Sony has taken the first step toward opening up the proprietary UMD (Universal Media Disc) optical disc system used in its PlayStation Portable (PSP) so that other companies can build products based on the discs, a senior executive said Thursday.

UMDs are 60-millimeter optical discs in protective cases that have a data storage capacity of 1.8GB. They were developed by Sony for use in the PSP, but plans already reach beyond gaming. Specifications for versions of UMD holding games, movies and music have all been drawn up. However, at present the only commercial UMD content on the market is the handful of games available for the PSP.

In the future, the company plans to broaden this to commercial movie and music content on UMD, said Ken Kutaragi, executive deputy president of Sony and president and CEO of Sony Computer Entertainment Inc, the company's computer game unit, speaking on Thursday at The Foreign Correspondents' Club of Japan.

"Many of the content publishers and studios and artists are eager to bring their content (to) and show their library on PSP," he said. "There is no other platform that can handle such a broad (range) of applications with this quality of sound and picture. This is really a first opportunity for everybody."

Sony will give companies access to the movie and music variants of the technology so that they might produce multimedia players that support UMD, he said. The company will keep the game format to itself and thus stop other companies from developing competing gaming products.

"We have already proposed UMD disc media as an open standard for everyone," he said. "The game profile will be unique for PlayStation Portable but movie and music should be a common application for everyone."

Sony submitted UMD to an international standards organization in late December, said Yoshiko Furusawa, a spokeswoman for SCEI. She wouldn't name the organization.

Kutaragi also said Sony plans to increase production of the PSP in the coming months. The PSP was launched in Japan on December 12. Long queues and shortages greeted the PSP and demand remains strong. As of January 9, sales of the PSP in Japan totaled 544,304 units, according to Media Create, which gathers sales data from retailers.
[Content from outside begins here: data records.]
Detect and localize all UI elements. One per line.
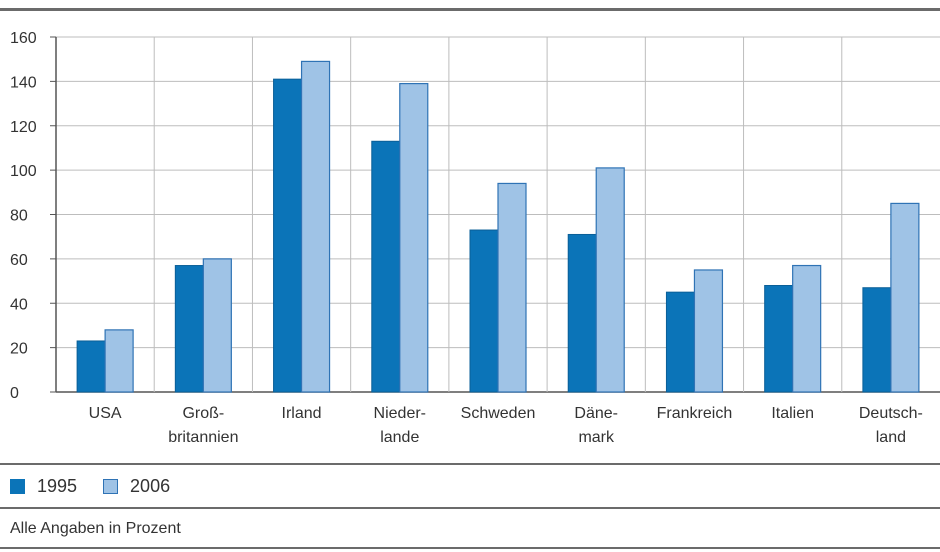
legend-swatch-1995 xyxy=(10,478,25,494)
legend-swatch-2006 xyxy=(103,478,119,494)
bar-chart: 0 20 40 60 80 100 120 140 160 USA Groß-britannien I… xyxy=(10,30,940,446)
y-tick-label: 0 xyxy=(10,385,19,402)
y-tick-label: 160 xyxy=(10,30,37,47)
bar-1995 xyxy=(76,340,106,393)
bar-1995 xyxy=(273,78,303,393)
x-tick-label: Frankreich xyxy=(657,405,733,422)
bottom-rule xyxy=(0,547,940,549)
legend-top-rule xyxy=(0,463,940,465)
x-tick-label: Groß- xyxy=(182,405,224,422)
y-tick-label: 40 xyxy=(10,296,28,313)
bar-2006 xyxy=(202,258,232,393)
bar-1995 xyxy=(371,140,401,393)
bar-2006 xyxy=(497,182,527,393)
bar-1995 xyxy=(665,291,695,393)
x-tick-label: britannien xyxy=(168,429,238,446)
y-tick-label: 80 xyxy=(10,208,28,225)
bar-1995 xyxy=(567,233,597,393)
x-tick-label: mark xyxy=(578,429,615,446)
x-tick-label: USA xyxy=(89,405,122,422)
y-tick-label: 140 xyxy=(10,74,37,91)
x-tick-label: Deutsch- xyxy=(859,405,923,422)
x-tick-label: land xyxy=(876,429,906,446)
bar-2006 xyxy=(300,60,331,393)
x-tick-label: lande xyxy=(380,429,419,446)
y-tick-label: 100 xyxy=(10,163,37,180)
bar-2006 xyxy=(792,264,822,393)
legend-label-1995: 1995 xyxy=(37,475,78,496)
legend-item-1995: 1995 xyxy=(10,476,77,497)
x-tick-label: Däne- xyxy=(574,405,618,422)
y-tick-label: 20 xyxy=(10,341,28,358)
bar-2006 xyxy=(890,202,920,393)
x-tick-label: Nieder- xyxy=(374,405,426,422)
top-rule xyxy=(0,8,940,11)
bar-2006 xyxy=(104,329,134,393)
bar-2006 xyxy=(399,82,429,393)
y-tick-label: 120 xyxy=(10,119,37,136)
footnote: Alle Angaben in Prozent xyxy=(10,520,181,537)
legend-label-2006: 2006 xyxy=(130,475,171,496)
x-tick-label: Italien xyxy=(771,405,814,422)
bar-1995 xyxy=(174,265,204,393)
legend-bottom-rule xyxy=(0,507,940,509)
legend-item-2006: 2006 xyxy=(103,476,170,497)
bar-1995 xyxy=(469,229,499,393)
bar-1995 xyxy=(862,287,892,393)
x-tick-label: Irland xyxy=(282,405,322,422)
bar-1995 xyxy=(764,285,794,393)
bar-2006 xyxy=(693,269,724,393)
bar-2006 xyxy=(595,167,625,393)
x-tick-label: Schweden xyxy=(461,405,536,422)
y-tick-label: 60 xyxy=(10,252,28,269)
legend: 1995 2006 xyxy=(10,474,188,498)
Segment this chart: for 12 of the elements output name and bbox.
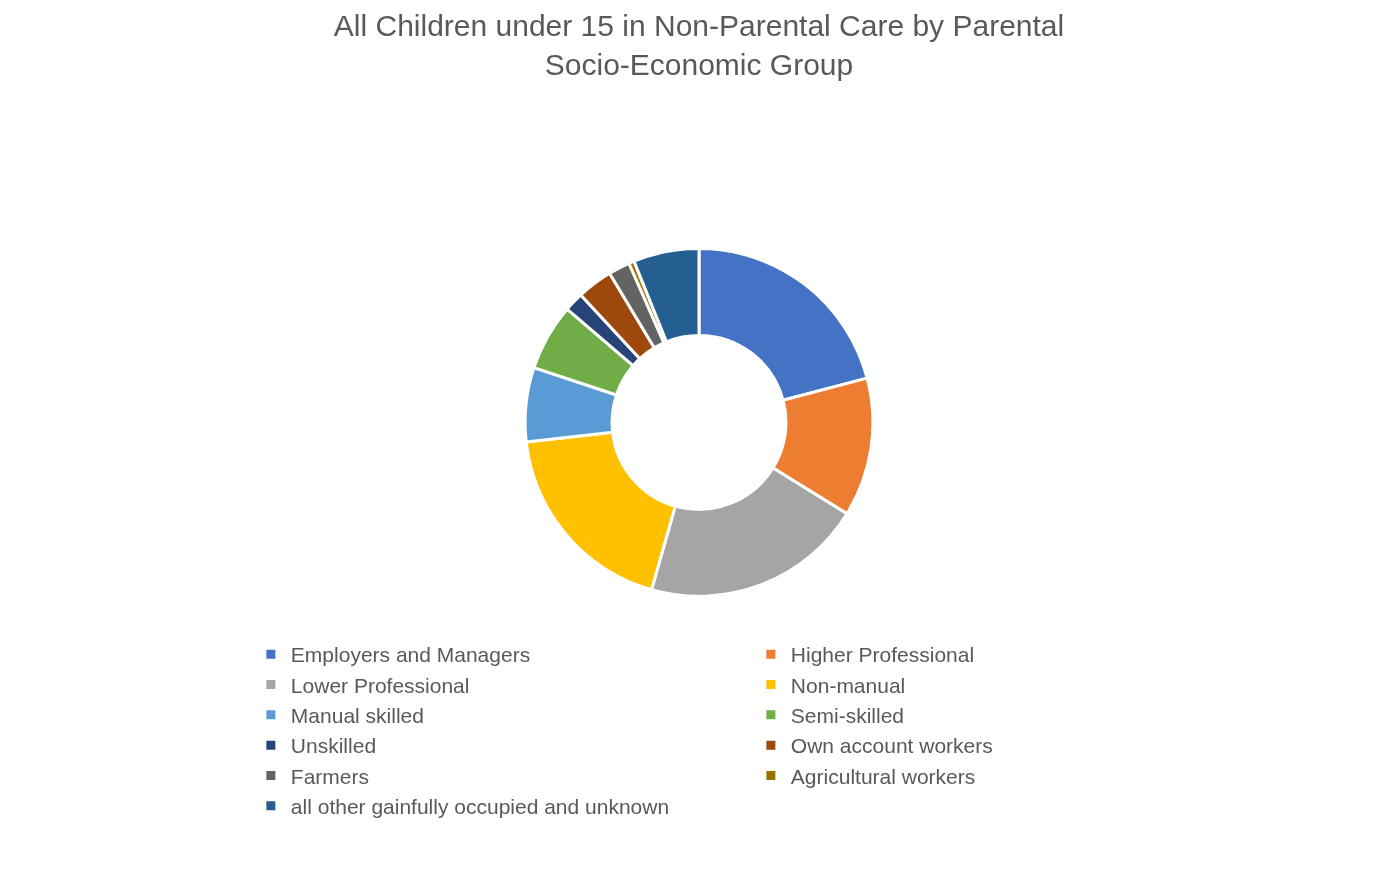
legend-label: Non-manual <box>790 673 906 697</box>
legend-label: Agricultural workers <box>790 764 976 788</box>
legend-label: Lower Professional <box>290 673 470 697</box>
legend-label: Farmers <box>290 764 370 788</box>
legend-label: all other gainfully occupied and unknown <box>290 794 670 818</box>
legend-label: Manual skilled <box>290 704 424 728</box>
legend-label: Semi-skilled <box>790 704 905 728</box>
legend-label: Employers and Managers <box>290 643 531 667</box>
legend-label: Higher Professional <box>790 643 975 667</box>
legend-label: Unskilled <box>290 734 377 758</box>
legend-label: Own account workers <box>790 734 993 758</box>
chart-title: All Children under 15 in Non-Parental Care by Parental Socio-Economic Group <box>333 8 1065 81</box>
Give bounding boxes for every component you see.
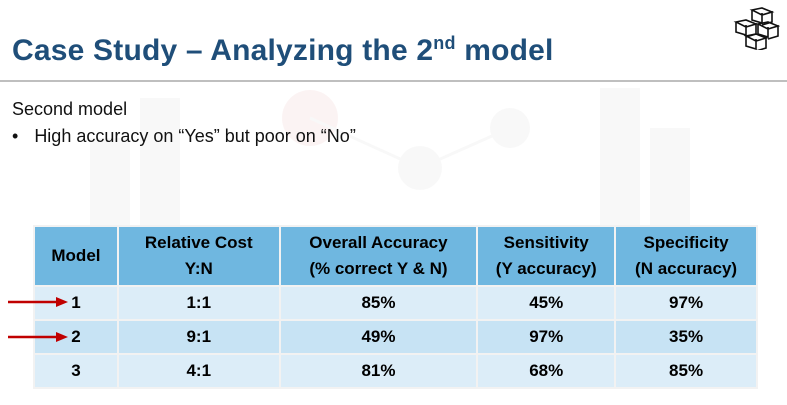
table-row: 2 9:1 49% 97% 35% [35, 321, 756, 353]
cell-overall: 49% [280, 321, 477, 353]
header-line: (Y accuracy) [495, 259, 597, 278]
header-line: Model [51, 246, 101, 265]
header-relative-cost: Relative Cost Y:N [118, 227, 279, 285]
cell-sensitivity: 45% [478, 287, 615, 319]
cell-cost: 4:1 [118, 355, 279, 387]
header-line: Sensitivity [503, 233, 589, 252]
cell-overall: 85% [280, 287, 477, 319]
cell-sensitivity: 68% [478, 355, 615, 387]
results-table-container: Model Relative Cost Y:N Overall Accuracy (… [33, 225, 758, 389]
red-arrow-icon [8, 332, 68, 342]
header-line: Overall Accuracy [309, 233, 448, 252]
title-divider [0, 80, 787, 82]
bullet-symbol: • [12, 126, 19, 146]
cell-model: 3 [35, 355, 117, 387]
header-line: Relative Cost [144, 233, 253, 252]
cell-cost: 1:1 [118, 287, 279, 319]
background-illustration [90, 88, 690, 228]
header-line: Y:N [184, 259, 213, 278]
cubes-logo-icon [733, 7, 780, 50]
title-main: Case Study – Analyzing the 2 [12, 34, 434, 67]
header-overall-accuracy: Overall Accuracy (% correct Y & N) [280, 227, 477, 285]
title-end: model [455, 34, 554, 67]
header-line: (% correct Y & N) [309, 259, 448, 278]
cell-specificity: 97% [616, 287, 756, 319]
cell-overall: 81% [280, 355, 477, 387]
header-row: Model Relative Cost Y:N Overall Accuracy (… [35, 227, 756, 285]
bullet-item: • High accuracy on “Yes” but poor on “No… [12, 126, 356, 147]
cell-cost: 9:1 [118, 321, 279, 353]
header-model: Model [35, 227, 117, 285]
results-table: Model Relative Cost Y:N Overall Accuracy (… [33, 225, 758, 389]
cell-specificity: 35% [616, 321, 756, 353]
header-specificity: Specificity (N accuracy) [616, 227, 756, 285]
subtitle: Second model [12, 99, 128, 119]
table-row: 1 1:1 85% 45% 97% [35, 287, 756, 319]
red-arrow-icon [8, 297, 68, 307]
cell-specificity: 85% [616, 355, 756, 387]
bullet-text: High accuracy on “Yes” but poor on “No” [34, 126, 356, 146]
table-row: 3 4:1 81% 68% 85% [35, 355, 756, 387]
title-superscript: nd [433, 33, 456, 53]
header-sensitivity: Sensitivity (Y accuracy) [478, 227, 615, 285]
header-line: Specificity [643, 233, 729, 252]
cell-sensitivity: 97% [478, 321, 615, 353]
header-line: (N accuracy) [635, 259, 738, 278]
slide-title: Case Study – Analyzing the 2nd model [12, 34, 554, 68]
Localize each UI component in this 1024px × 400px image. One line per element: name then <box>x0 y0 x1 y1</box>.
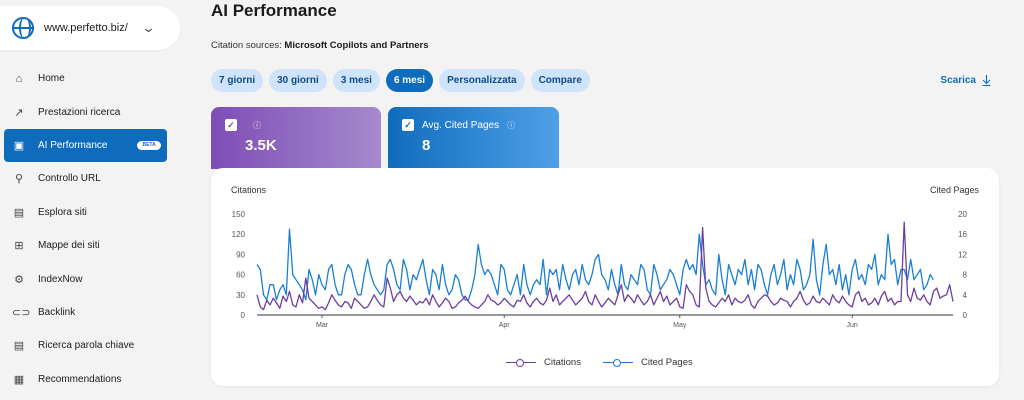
home-icon: ⌂ <box>15 72 23 85</box>
left-tick-label: 90 <box>236 250 245 259</box>
info-icon[interactable]: ⓘ <box>253 120 261 130</box>
right-tick-label: 8 <box>963 271 968 280</box>
sidebar-item-home[interactable]: ⌂ Home <box>4 62 167 95</box>
legend-label: Cited Pages <box>640 357 693 368</box>
document-icon: ▤ <box>13 206 25 219</box>
ai-icon: ▣ <box>13 139 25 152</box>
chart-legend: Citations Cited Pages <box>506 357 693 368</box>
citation-sources-label: Citation sources: <box>211 40 282 51</box>
page-title: AI Performance <box>211 1 337 20</box>
sidebar-item-label: Ricerca parola chiave <box>38 340 135 352</box>
right-tick-label: 12 <box>958 250 967 259</box>
citations-checkbox[interactable]: ✓ <box>225 119 237 131</box>
x-tick-label: Mar <box>316 322 329 329</box>
sidebar-item-mappe-dei-siti[interactable]: ⊞ Mappe dei siti <box>4 229 167 262</box>
sidebar-item-prestazioni-ricerca[interactable]: ↗ Prestazioni ricerca <box>4 95 167 128</box>
chevron-down-icon[interactable]: ⌄ <box>140 20 157 35</box>
date-range-filters: 7 giorni 30 giorni 3 mesi 6 mesi Personalizz… <box>211 69 590 92</box>
sidebar-item-ai-performance[interactable]: ▣ AI Performance BETA <box>4 128 167 163</box>
citation-sources-value: Microsoft Copilots and Partners <box>284 40 429 51</box>
sidebar-item-label: IndexNow <box>38 273 83 285</box>
site-selector[interactable]: www.perfetto.biz/ ⌄ <box>0 6 180 50</box>
right-axis-title: Cited Pages <box>929 185 979 195</box>
sidebar-item-controllo-url[interactable]: ⚲ Controllo URL <box>4 162 167 195</box>
link-icon: ⊂⊃ <box>12 306 31 319</box>
right-tick-label: 16 <box>958 230 967 239</box>
left-tick-label: 0 <box>241 311 246 320</box>
x-tick-label: Apr <box>499 322 511 329</box>
sidebar-item-indexnow[interactable]: ⚙ IndexNow <box>4 262 167 295</box>
right-tick-label: 4 <box>963 291 968 300</box>
beta-badge: BETA <box>137 140 161 150</box>
trend-icon: ↗ <box>14 106 24 119</box>
sidebar-item-label: Controllo URL <box>38 173 101 185</box>
citations-card[interactable]: ✓ ⓘ 3.5K <box>211 107 381 169</box>
x-tick-label: Jun <box>847 322 858 329</box>
legend-item-citations[interactable]: Citations <box>506 357 581 368</box>
info-icon[interactable]: ⓘ <box>507 120 516 130</box>
filter-pill-3-mesi[interactable]: 3 mesi <box>332 69 380 92</box>
sidebar-item-backlink[interactable]: ⊂⊃ Backlink <box>4 296 167 329</box>
cited-pages-card-value: 8 <box>422 137 431 154</box>
filter-pill-7-giorni[interactable]: 7 giorni <box>211 69 264 92</box>
sidebar-item-label: Recommendations <box>38 373 122 385</box>
left-tick-label: 150 <box>232 210 246 219</box>
sidebar-item-label: AI Performance <box>38 139 108 151</box>
sidebar-item-esplora-siti[interactable]: ▤ Esplora siti <box>4 196 167 229</box>
chart-panel: Citations Cited Pages 0 30 60 90 120 150 0 4 8 12… <box>211 168 999 386</box>
right-tick-label: 0 <box>963 311 968 320</box>
sidebar-item-recommendations[interactable]: ▦ Recommendations <box>4 363 167 396</box>
legend-marker <box>602 358 633 368</box>
sidebar-item-label: Mappe dei siti <box>38 240 100 252</box>
cited-pages-card[interactable]: ✓ Avg. Cited Pages ⓘ 8 <box>388 107 559 169</box>
download-label: Scarica <box>940 75 976 86</box>
left-tick-label: 120 <box>232 230 246 239</box>
left-tick-label: 60 <box>236 271 245 280</box>
filter-pill-6-mesi[interactable]: 6 mesi <box>385 69 434 92</box>
legend-item-cited-pages[interactable]: Cited Pages <box>602 357 693 368</box>
series-line-cited-pages[interactable] <box>256 228 935 301</box>
legend-marker <box>506 358 536 368</box>
keyword-icon: ▤ <box>13 340 25 353</box>
sidebar-item-label: Esplora siti <box>38 206 87 218</box>
cited-pages-checkbox[interactable]: ✓ <box>402 119 414 131</box>
series-line-citations[interactable] <box>256 221 954 311</box>
search-icon: ⚲ <box>14 173 24 186</box>
sidebar-item-label: Prestazioni ricerca <box>38 106 121 118</box>
filter-pill-compare[interactable]: Compare <box>530 69 590 92</box>
recommendations-icon: ▦ <box>13 373 25 386</box>
left-axis-title: Citations <box>231 185 267 195</box>
legend-label: Citations <box>544 357 581 368</box>
sidebar-item-label: Backlink <box>38 306 76 318</box>
sidebar-item-ricerca-parola-chiave[interactable]: ▤ Ricerca parola chiave <box>4 329 167 362</box>
x-tick-label: May <box>673 322 687 329</box>
cited-pages-card-label: Avg. Cited Pages <box>422 119 500 131</box>
filter-pill-30-giorni[interactable]: 30 giorni <box>269 69 327 92</box>
sidebar-item-label: Home <box>38 73 65 85</box>
download-button[interactable]: Scarica <box>940 75 991 86</box>
citation-sources: Citation sources: Microsoft Copilots and… <box>211 40 429 51</box>
download-icon <box>982 75 991 86</box>
filter-pill-personalizzata[interactable]: Personalizzata <box>439 69 525 92</box>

"We have shipped 800,000 PlayStation Portable as of today," said Kutaragi. "It's not a small number but its not big enough a number for the current market."

Total shipments of the PSP are expected to reach about 3 million [m] units by the end of March this year, said Kutaragi. The figure includes both units shipped in Japan and those sent to North America and Europe, where Sony said it will launch the PSP before the end of March.

"We will be increasing our capacity from 1 million (units) per month to 2 million (units) per month and in the summer period, for the selling season this year, we will be increasing to some crazy number, about 3 million a month," he said.